Depois de receber o sacramento da eucaristia, pareceu-me que passou rápido. Menos de uma hora. E perto do final os três padres chegaram-se perto do último leito do senhor Abel e proferiram algumas orações que nunca tinha ouvido e não consegui fixar. E nesse momento toda a igreja se encheu de novas cores, o Sol incidiu sobre aquelas janelas e como se a vida se adentrasse pelas paredes tudo se iluminou. Principalmente o arcanjo Miguel que apontava para o Céu.
Quando se deu a celebração por terminada e começaram a sair as gentes em cortejo para o cemitério, esperei com o André pela nossa amiga. Conseguimos cumprimenta-la com dois beijos, mas não me ocorreu dizer-lhe nada.

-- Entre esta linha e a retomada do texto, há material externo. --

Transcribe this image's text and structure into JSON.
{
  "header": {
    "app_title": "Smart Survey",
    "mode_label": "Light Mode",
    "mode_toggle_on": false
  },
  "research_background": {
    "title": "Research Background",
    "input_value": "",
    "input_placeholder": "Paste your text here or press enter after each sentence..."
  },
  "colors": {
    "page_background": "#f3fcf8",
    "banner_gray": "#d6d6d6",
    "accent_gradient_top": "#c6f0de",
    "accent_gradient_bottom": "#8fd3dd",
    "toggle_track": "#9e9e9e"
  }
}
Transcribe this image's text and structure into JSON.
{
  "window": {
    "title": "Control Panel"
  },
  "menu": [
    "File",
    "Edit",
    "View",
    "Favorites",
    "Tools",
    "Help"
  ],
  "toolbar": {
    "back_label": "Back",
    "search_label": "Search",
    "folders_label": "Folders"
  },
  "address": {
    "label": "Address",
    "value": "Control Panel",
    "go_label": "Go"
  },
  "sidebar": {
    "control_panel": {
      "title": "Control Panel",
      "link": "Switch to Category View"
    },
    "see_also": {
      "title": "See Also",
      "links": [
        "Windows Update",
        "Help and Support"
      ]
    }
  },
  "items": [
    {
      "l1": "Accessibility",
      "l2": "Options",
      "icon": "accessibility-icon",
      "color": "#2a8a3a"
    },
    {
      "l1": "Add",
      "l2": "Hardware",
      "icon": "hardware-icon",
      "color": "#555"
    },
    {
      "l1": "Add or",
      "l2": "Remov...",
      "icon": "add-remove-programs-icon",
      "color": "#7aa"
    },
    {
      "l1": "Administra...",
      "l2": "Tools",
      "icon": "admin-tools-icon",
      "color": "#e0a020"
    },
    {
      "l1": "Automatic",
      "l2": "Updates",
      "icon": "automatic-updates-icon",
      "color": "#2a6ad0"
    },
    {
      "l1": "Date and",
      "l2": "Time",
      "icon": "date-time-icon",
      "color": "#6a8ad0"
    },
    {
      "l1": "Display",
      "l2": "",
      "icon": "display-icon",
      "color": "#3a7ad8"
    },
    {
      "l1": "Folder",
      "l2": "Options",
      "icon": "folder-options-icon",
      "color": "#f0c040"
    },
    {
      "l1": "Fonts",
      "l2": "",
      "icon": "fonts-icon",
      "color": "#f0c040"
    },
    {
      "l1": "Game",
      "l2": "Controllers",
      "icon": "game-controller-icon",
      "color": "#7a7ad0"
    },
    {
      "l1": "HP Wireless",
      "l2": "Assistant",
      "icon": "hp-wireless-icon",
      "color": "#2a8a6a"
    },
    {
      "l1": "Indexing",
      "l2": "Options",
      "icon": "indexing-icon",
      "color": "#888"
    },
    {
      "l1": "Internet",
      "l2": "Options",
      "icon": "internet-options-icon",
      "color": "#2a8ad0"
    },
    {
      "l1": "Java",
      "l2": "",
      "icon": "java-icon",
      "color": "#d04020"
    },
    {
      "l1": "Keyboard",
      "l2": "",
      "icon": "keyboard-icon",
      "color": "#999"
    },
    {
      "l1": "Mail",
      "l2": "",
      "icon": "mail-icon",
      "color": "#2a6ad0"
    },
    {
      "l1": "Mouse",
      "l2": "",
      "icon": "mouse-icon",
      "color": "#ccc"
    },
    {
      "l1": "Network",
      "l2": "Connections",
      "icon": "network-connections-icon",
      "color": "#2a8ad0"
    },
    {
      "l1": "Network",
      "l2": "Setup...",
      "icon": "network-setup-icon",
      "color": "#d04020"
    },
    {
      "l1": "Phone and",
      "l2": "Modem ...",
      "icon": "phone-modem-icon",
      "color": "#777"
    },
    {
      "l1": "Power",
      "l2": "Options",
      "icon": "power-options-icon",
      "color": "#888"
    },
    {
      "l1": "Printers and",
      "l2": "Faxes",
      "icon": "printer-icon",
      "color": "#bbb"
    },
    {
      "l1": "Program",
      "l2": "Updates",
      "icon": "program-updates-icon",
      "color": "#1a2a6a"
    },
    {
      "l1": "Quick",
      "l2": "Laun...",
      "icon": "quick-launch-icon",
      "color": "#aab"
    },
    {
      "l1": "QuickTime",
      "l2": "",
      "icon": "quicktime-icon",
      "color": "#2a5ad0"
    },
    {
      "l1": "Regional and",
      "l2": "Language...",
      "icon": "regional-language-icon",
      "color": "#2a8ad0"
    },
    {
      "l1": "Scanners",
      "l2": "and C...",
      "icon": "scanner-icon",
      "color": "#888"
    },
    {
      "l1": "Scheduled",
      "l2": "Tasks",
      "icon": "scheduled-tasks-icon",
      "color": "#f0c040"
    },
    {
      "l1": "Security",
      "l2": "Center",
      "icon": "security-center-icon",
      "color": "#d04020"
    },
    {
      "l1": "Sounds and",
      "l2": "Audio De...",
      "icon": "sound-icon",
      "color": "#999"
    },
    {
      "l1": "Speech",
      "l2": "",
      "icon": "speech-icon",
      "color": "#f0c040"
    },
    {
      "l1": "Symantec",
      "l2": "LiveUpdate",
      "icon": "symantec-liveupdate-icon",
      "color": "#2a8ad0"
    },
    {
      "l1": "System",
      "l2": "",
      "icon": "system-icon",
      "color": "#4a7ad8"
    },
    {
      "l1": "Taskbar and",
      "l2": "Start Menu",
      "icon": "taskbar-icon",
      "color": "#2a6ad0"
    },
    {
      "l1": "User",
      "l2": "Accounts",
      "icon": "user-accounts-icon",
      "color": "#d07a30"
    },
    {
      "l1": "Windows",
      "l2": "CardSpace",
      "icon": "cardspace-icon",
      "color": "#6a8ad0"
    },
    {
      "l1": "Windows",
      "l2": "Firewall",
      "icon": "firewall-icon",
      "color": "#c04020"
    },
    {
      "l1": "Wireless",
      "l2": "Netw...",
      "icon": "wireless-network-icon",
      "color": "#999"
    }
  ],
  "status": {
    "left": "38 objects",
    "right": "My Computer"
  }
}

Disse-me depois que se tinha alegrado em ver-nos. E eu alegrei-me em alegra-la um pouco.
A avó diz frequentemente justificando as suas idas constantes aos funerais que se formos aos dos outros temos depois quem vá ao nosso. Eu penso que vale a pena irmos para nos fazermos úteis a quem sofre e na verdade senti a meu préstimo quando a neta do falecido e minha melhor amiga me respondeu "Eu sei que posso contar convosco!" .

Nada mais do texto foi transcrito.